Warum muss man sich in biblischen Texten so der Sprache der Gewalt bedienen –wo man doch gleichzeitig das Ziel verfolgt, menschliches Leben zu schützen und zu bewahren – ganz so, wie es uns durch die Person der Rahab anschaulich gezeigt wird.
Aber vielleicht ist diese Frage falsch gestellt. Liegt in dieser Spannung - hier die Brutalität einer kriegerischen Landeroberung, dort die das Leben ihrer Familie bewahrenden Haltung einer Frau – vielleicht liegt gerade in dieser Spannung selbst der Schlüssel, der uns ein Verstehen der Botschaft der biblischen Geschichte eröffnet?

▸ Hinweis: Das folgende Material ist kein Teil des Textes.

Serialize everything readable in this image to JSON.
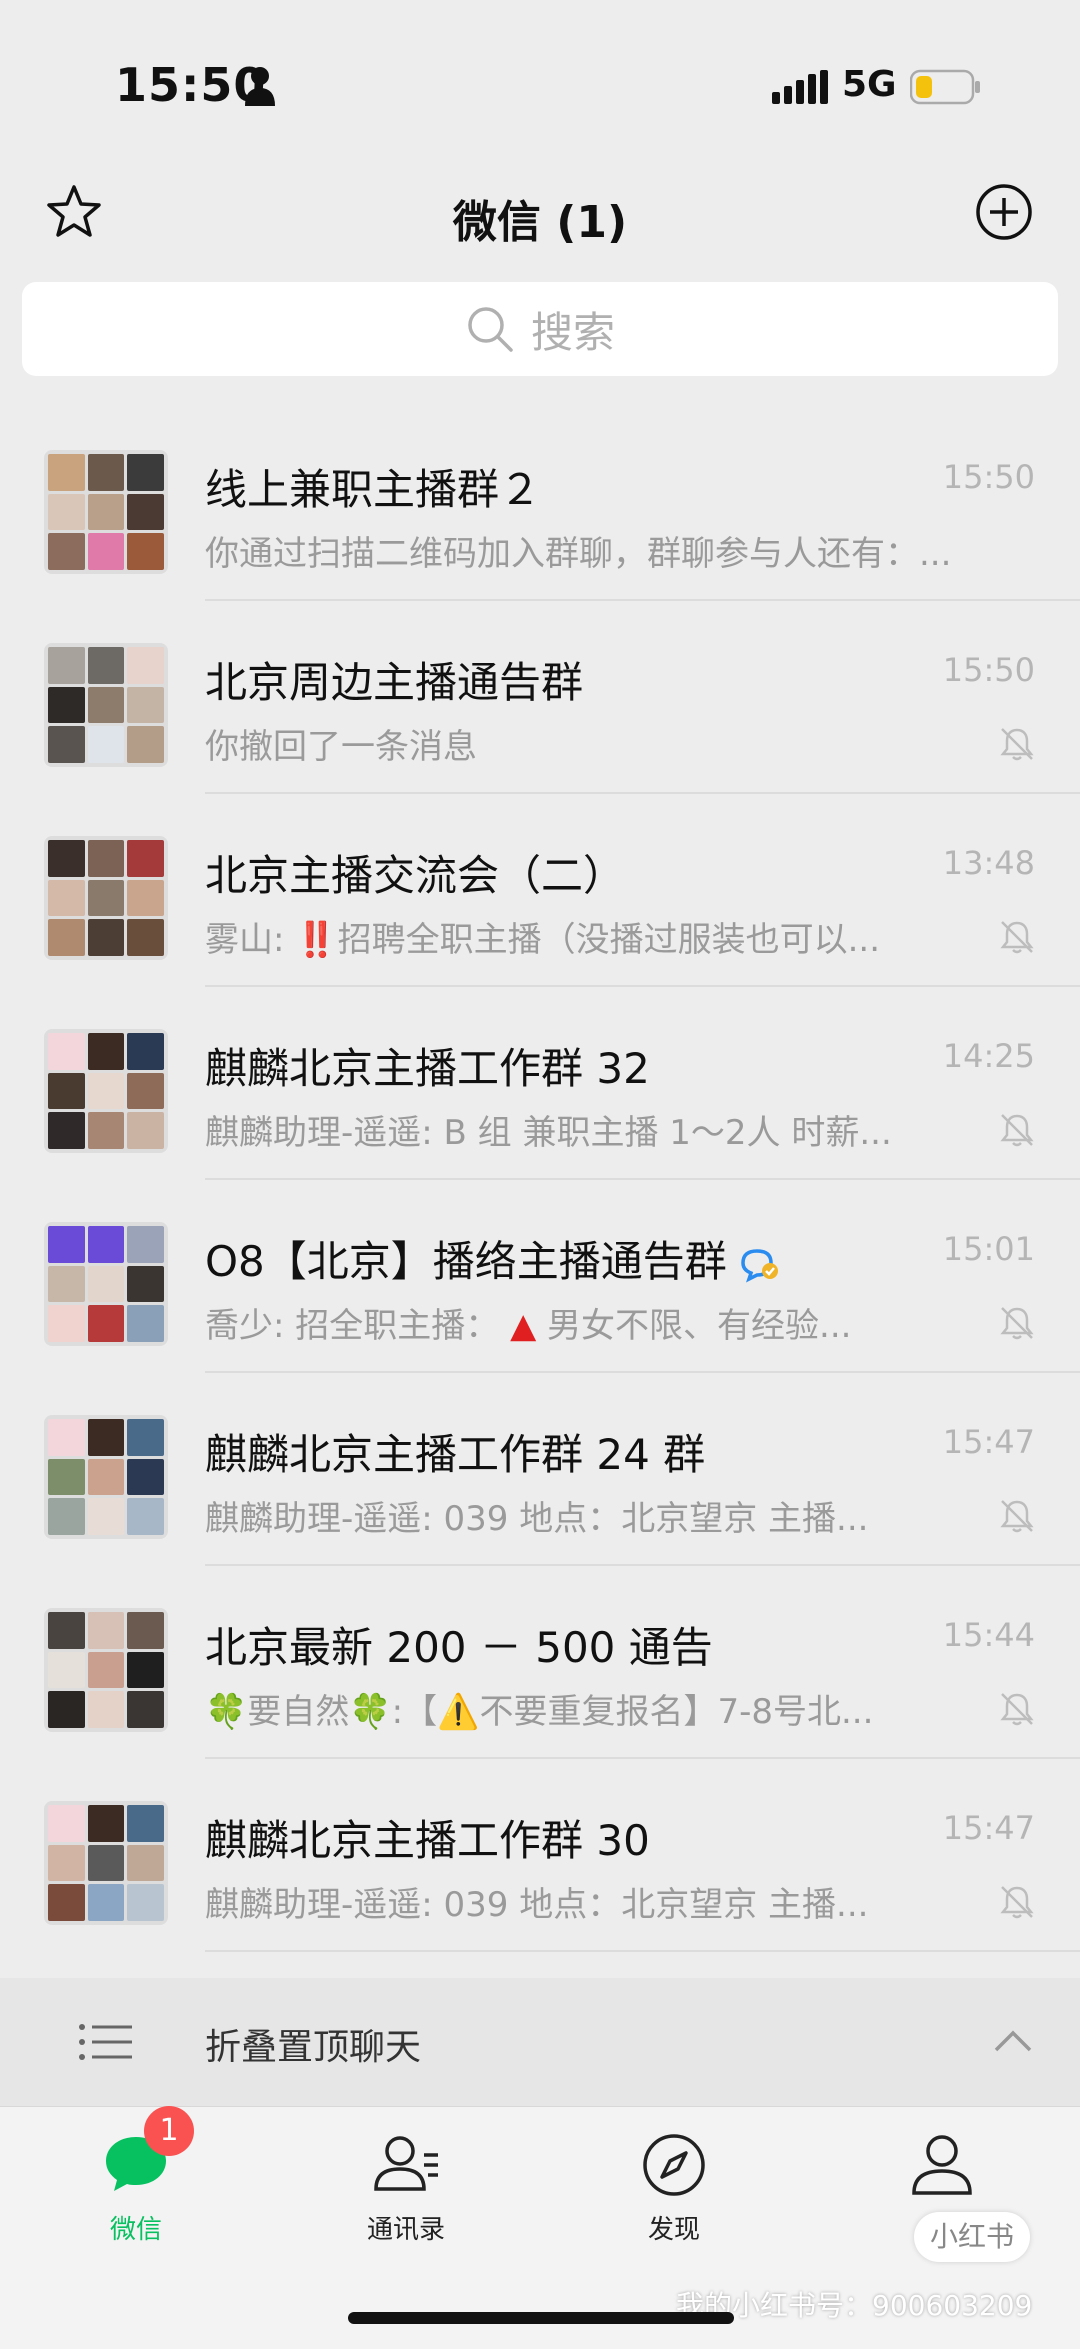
{
  "status": {
    "time": "15:50",
    "network": "5G",
    "battery_color": "#f4c20d"
  },
  "header": {
    "title": "微信 (1)"
  },
  "search": {
    "placeholder": "搜索"
  },
  "chats": [
    {
      "name": "线上兼职主播群２",
      "time": "15:50",
      "msg": "你通过扫描二维码加入群聊，群聊参与人还有：...",
      "muted": false
    },
    {
      "name": "北京周边主播通告群",
      "time": "15:50",
      "msg": "你撤回了一条消息",
      "muted": true
    },
    {
      "name": "北京主播交流会（二）",
      "time": "13:48",
      "msg_prefix": "雾山: ",
      "msg_emoji": "‼️",
      "msg": "招聘全职主播（没播过服装也可以...",
      "muted": true
    },
    {
      "name": "麒麟北京主播工作群 32",
      "time": "14:25",
      "msg": "麒麟助理-遥遥: B 组 兼职主播 1～2人 时薪...",
      "muted": true
    },
    {
      "name": "O8【北京】播络主播通告群",
      "time": "15:01",
      "msg_prefix": "喬少: 招全职主播：  ",
      "msg_emoji": "▲",
      "msg": " 男女不限、有经验...",
      "muted": true
    },
    {
      "name": "麒麟北京主播工作群 24 群",
      "time": "15:47",
      "msg": "麒麟助理-遥遥: 039 地点：北京望京 主播...",
      "muted": true
    },
    {
      "name": "北京最新 200 － 500 通告",
      "time": "15:44",
      "msg": "🍀要自然🍀:【⚠️不要重复报名】7-8号北...",
      "muted": true
    },
    {
      "name": "麒麟北京主播工作群 30",
      "time": "15:47",
      "msg": "麒麟助理-遥遥: 039 地点：北京望京 主播...",
      "muted": true
    }
  ],
  "fold": {
    "label": "折叠置顶聊天"
  },
  "tabs": [
    {
      "label": "微信",
      "icon": "chat-icon",
      "active": true,
      "badge": "1"
    },
    {
      "label": "通讯录",
      "icon": "contacts-icon",
      "active": false
    },
    {
      "label": "发现",
      "icon": "compass-icon",
      "active": false
    },
    {
      "label": "我",
      "icon": "person-icon",
      "active": false
    }
  ],
  "watermark": {
    "logo": "小红书",
    "text": "我的小红书号：900603209"
  },
  "colors": {
    "accent": "#07c160",
    "badge": "#fa5151"
  }
}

Vermittelt uns die Bibel, wie wir dem Umstrittenen, dem Inakzeptablen, der Gewalt im Krieg begegnen können, indem sie uns Rahab kennenlernen lässt?
Rahab ist als kanaanäische Frau eine Fremde, die am Rande der Stadt Jericho allein in einem Haus nahe an der Stadtmauer lebt. Sie scheint unabhängig und handlungsstark zu sein.

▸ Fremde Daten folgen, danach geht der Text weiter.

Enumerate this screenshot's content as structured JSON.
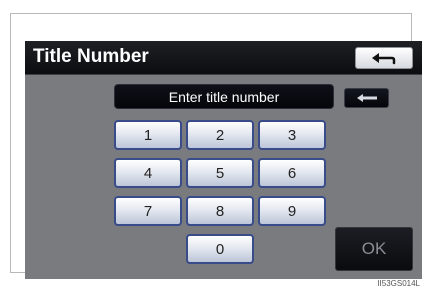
{
  "header": {
    "title": "Title Number"
  },
  "input": {
    "placeholder": "Enter title number"
  },
  "keys": [
    "1",
    "2",
    "3",
    "4",
    "5",
    "6",
    "7",
    "8",
    "9",
    "0"
  ],
  "actions": {
    "ok_label": "OK",
    "back_icon": "return-arrow-icon",
    "backspace_icon": "left-arrow-icon"
  },
  "footer": {
    "image_code": "II53GS014L"
  }
}
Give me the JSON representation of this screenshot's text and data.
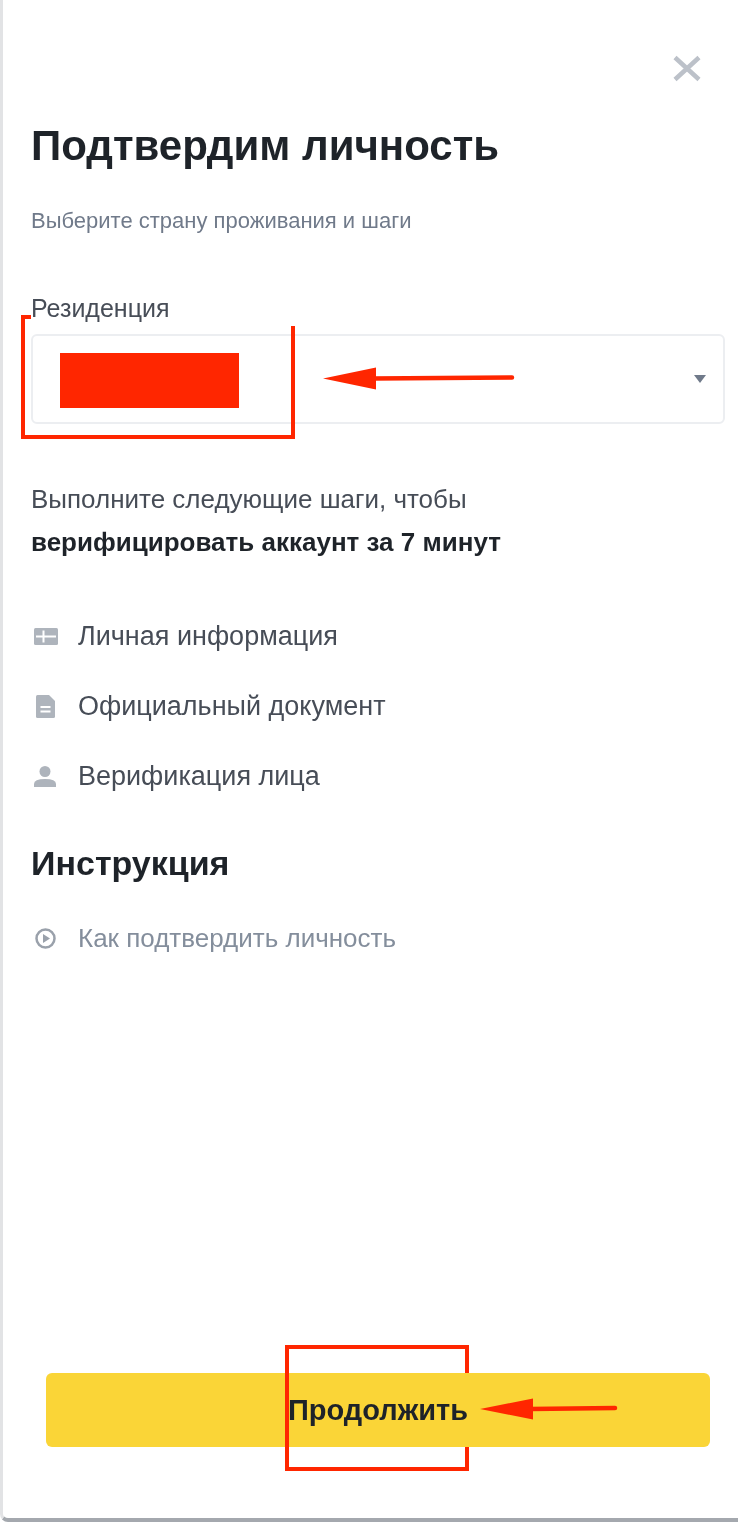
{
  "dialog": {
    "title": "Подтвердим личность",
    "subtitle": "Выберите страну проживания и шаги"
  },
  "residence": {
    "label": "Резиденция",
    "redacted": true,
    "annotated": true
  },
  "intro": "Выполните следующие шаги, чтобы **верифицировать аккаунт за 7 минут**",
  "steps": [
    {
      "kind": "card",
      "label": "Личная информация"
    },
    {
      "kind": "document",
      "label": "Официальный документ"
    },
    {
      "kind": "person",
      "label": "Верификация лица"
    }
  ],
  "instruction": {
    "title": "Инструкция",
    "link": "Как подтвердить личность"
  },
  "continue_button": {
    "label": "Продолжить",
    "annotated": true
  }
}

Diese Frau verhandelt auf Augenhöhe mit den Männern des Josua ebenso wie mit denen des Königs von Jericho. Sie ist eine Strategin.

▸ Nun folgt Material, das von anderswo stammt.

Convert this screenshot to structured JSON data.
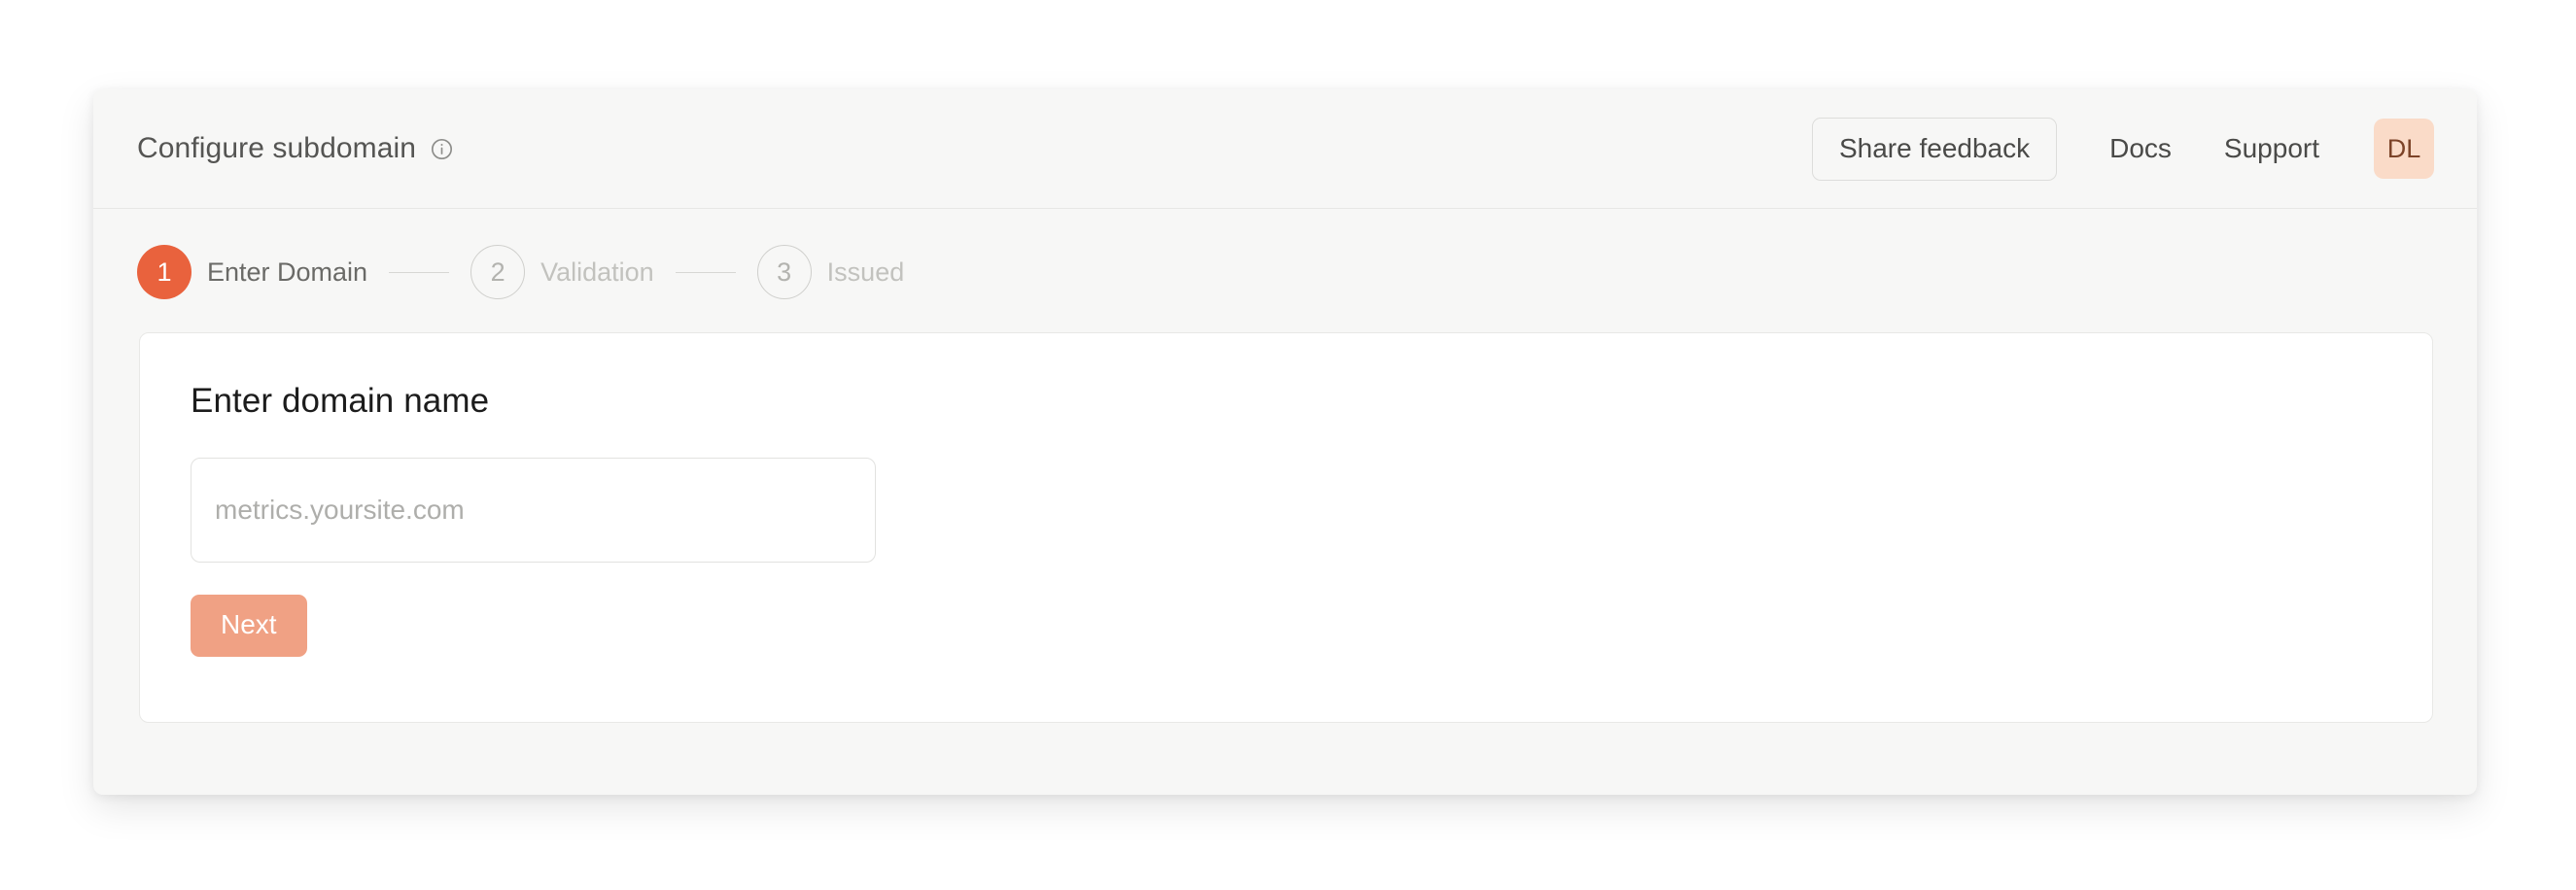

Das wissen wir jetzt schon von Rahab. ---
Im biblischen Text wurde uns aber – noch bevor wir den Namen Rahab hörten - vermittelt, dass es sich um eine Hure,
eine Prostituierte handeln soll.
Die Kundschafter kamen in das Haus einer Hure, die hieß Rahab.
Spüren Sie auch, wie wertend, wie abwertend hier berichtet wird?
Die Übersetzung von Martin Luther lenkt uns mit der Bezeichnung Hure auf eine Fährte,
die uns den Kopf verdreht. Denn sofort beginnt ja unser Kopfkino...
Statt einen Menschen wahrzunehmen, eine Frau, steht uns ein Bordell und alles, was wir uns dort vorstellen, vor Augen.
Die Person, die Frau Rahab, wird zum Objekt.
Nicht einmal der Name, Rahab, wird wohl der ursprüngliche Name der Frau sein. Es ist ein Schimpf-Name mit sexueller Anspielung: Rahab bedeutet übersetzt: Die Offene...
Neuere textkritische theologische Forschungen ermöglichen, einer anderen Spur zu folgen.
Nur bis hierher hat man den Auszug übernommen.